I’ve always had a good impression of Malcolm Gladwell’s books, but after reading David and Goliath: Underdogs, Misfits, and The Art of Battling Giants, I want to find Blink, Outliers, and all the others. They are bound to be just as insightful and transformational as this one.
Gladwell’s two-fold premise is that some perceived disadvantages are actually advantages in the right context and vice versa. He frames the book around the battle between David and Goliath. The army of Israel was terrified of the gigantic warrior Goliath, who could probably spear two men at once. Who could win a sword fight with a man like this? But David, inspired with a confidence from the Lord, changed the battle plan.
I was skeptical of this description at first, as you may be, but Gladwell backs it up beautifully. Goliath was prepared for a hand-to-hand fight. His arrogance probably kept him from considering potential threats like David’s sling, and his eye-sight may have been pretty bad due to the condition, pituitary macroadenoma, that made him a giant (height: “six cubits and a span”). One scholar suggests Goliath’s shield bearer, who stood in front of him when they first met David, was actually a guide, because the warrior’s sight was that bad.

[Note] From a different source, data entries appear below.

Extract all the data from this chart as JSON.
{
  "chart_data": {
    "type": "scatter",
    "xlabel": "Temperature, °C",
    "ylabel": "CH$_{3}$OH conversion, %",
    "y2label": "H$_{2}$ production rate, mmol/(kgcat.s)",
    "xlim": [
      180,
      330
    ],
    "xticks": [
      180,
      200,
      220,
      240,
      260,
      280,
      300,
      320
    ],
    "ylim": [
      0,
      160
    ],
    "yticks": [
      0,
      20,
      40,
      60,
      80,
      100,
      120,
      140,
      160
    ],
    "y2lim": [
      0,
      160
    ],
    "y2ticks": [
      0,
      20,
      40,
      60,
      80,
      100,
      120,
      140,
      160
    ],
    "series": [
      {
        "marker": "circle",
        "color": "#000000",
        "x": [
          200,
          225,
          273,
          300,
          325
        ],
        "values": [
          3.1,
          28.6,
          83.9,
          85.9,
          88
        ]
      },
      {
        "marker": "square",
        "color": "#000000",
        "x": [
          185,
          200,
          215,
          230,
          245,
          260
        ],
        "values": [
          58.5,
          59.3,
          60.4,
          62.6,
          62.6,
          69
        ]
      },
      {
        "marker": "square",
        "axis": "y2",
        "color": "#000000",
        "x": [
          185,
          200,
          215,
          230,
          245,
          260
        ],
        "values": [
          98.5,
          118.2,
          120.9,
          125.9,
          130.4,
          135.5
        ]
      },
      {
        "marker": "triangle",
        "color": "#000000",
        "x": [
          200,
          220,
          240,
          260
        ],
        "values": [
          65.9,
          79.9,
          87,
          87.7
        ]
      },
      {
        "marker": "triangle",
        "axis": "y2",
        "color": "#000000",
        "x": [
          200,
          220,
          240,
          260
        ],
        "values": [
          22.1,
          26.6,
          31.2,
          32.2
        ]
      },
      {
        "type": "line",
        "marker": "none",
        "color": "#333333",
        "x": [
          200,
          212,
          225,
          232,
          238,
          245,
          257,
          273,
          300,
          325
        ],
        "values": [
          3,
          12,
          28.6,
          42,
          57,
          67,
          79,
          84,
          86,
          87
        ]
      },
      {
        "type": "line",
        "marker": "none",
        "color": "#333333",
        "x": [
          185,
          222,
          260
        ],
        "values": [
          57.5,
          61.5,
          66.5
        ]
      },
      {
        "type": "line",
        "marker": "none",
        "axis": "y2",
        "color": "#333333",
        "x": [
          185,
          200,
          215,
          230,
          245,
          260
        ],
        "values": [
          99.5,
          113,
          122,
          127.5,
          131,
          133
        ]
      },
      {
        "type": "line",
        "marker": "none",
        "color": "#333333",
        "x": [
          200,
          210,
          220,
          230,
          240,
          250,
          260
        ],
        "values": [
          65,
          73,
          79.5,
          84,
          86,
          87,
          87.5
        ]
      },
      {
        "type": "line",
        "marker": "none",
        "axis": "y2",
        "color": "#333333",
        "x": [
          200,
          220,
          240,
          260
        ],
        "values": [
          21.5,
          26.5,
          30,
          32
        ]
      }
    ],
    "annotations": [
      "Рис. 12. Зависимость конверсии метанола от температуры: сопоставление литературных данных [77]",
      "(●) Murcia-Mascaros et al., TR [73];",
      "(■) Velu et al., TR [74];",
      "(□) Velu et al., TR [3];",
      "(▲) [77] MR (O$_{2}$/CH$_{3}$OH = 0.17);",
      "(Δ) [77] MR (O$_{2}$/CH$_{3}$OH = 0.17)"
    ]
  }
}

The endnotes in this book hold many cool details like these, but the theme of the story is that Goliath’s considerable advantages on the battlefield became disadvantages with new rules of engagement. The same can be seen in many other situations:
- Class Size: Common wisdom says small class sizes are best for learning, but many school teachers have learned that their classes can be too small. They need a critical mass of curiosity and energy to work with.
- Top Schools: Getting into the best school you can isn’t necessarily your best choice. You actually want to pick a school in which you can excel. Being in the lower 50% of your Harvard class can kill your spirit, even if you graduate with a degree.
- Out-gunned: Ivan Arreguin-Toft says of all the wars over the last 200 years between large countries and small countries, the large counties won only 71.5% of the time. Of the remaining third of these conflicts, the small countries won 63.6% of their conflicts when they refused to fight as expected.
Gladwell tells many fascinating stories about the advantages of difficulties and the limits of advantages. He talks about men who struggled with dyslexia and learned what they needed to become successful executives. He talks of the civil rights protests in 1963 Birmingham and the wit needed to provoke a conflict that would show outsiders the plight of Blacks living in the South. He also describes the unexpected benefits of surviving an air raid.
Before the German air raids on Great Britain, military leaders anticipated wide-spread trauma and hysteria from the survivors. They believed the Germans would kill six hundred thousand, wound over a million, and scare the hell out of everyone else. But when the air raids began with 57 consecutive nights of bombing, British military leaders discovered no panic. Forty thousand were killed and about that many were wounded throughout the campaign, but the survivors did not run screaming through the streets.
After the war was over, a psychiatrist name MacCurdy concluded that all survivors were not the same. There were those who were traumatized, but there were also many who were far from the blast or got through one unscathed that came to believe they were invincible. One diarist wrote, “Ever since we came out of the dug-out [having survived a raid] I have felt sure nothing would ever hurt us.”
So going through an air raid, even losing your house in one, can be the thing that makes you bolder than you’ve ever been. The fear of being afraid held you back before. Now you’ve been through the worst event imaginable and lived. You are unbreakable.
Gladwell shows us this principle at work during the civil rights movement in Birmingham. Pastor Fred Shuttlesworth, no doubt a courageous man going into the fight for equal rights, had his house blown up by the KKK. He survived uninjured. From the book:
A big cop was crying. “Reverend, I know these people,” he said of the bombers. “I didn’t think they would go this far. If I were you, I’d get out of town. These people are vicious.”
“Well, Officer, you’re not me,” Shuttlesworth said. “Go back and tell your Klan brothers that if the Lord saved me from this, I’m here for the duration. The fight is just beginning.”
Every chapter in this book could make a great blog discussion, so I highly recommend it. It is eye-opening. (Disclosure: I received this book for review.)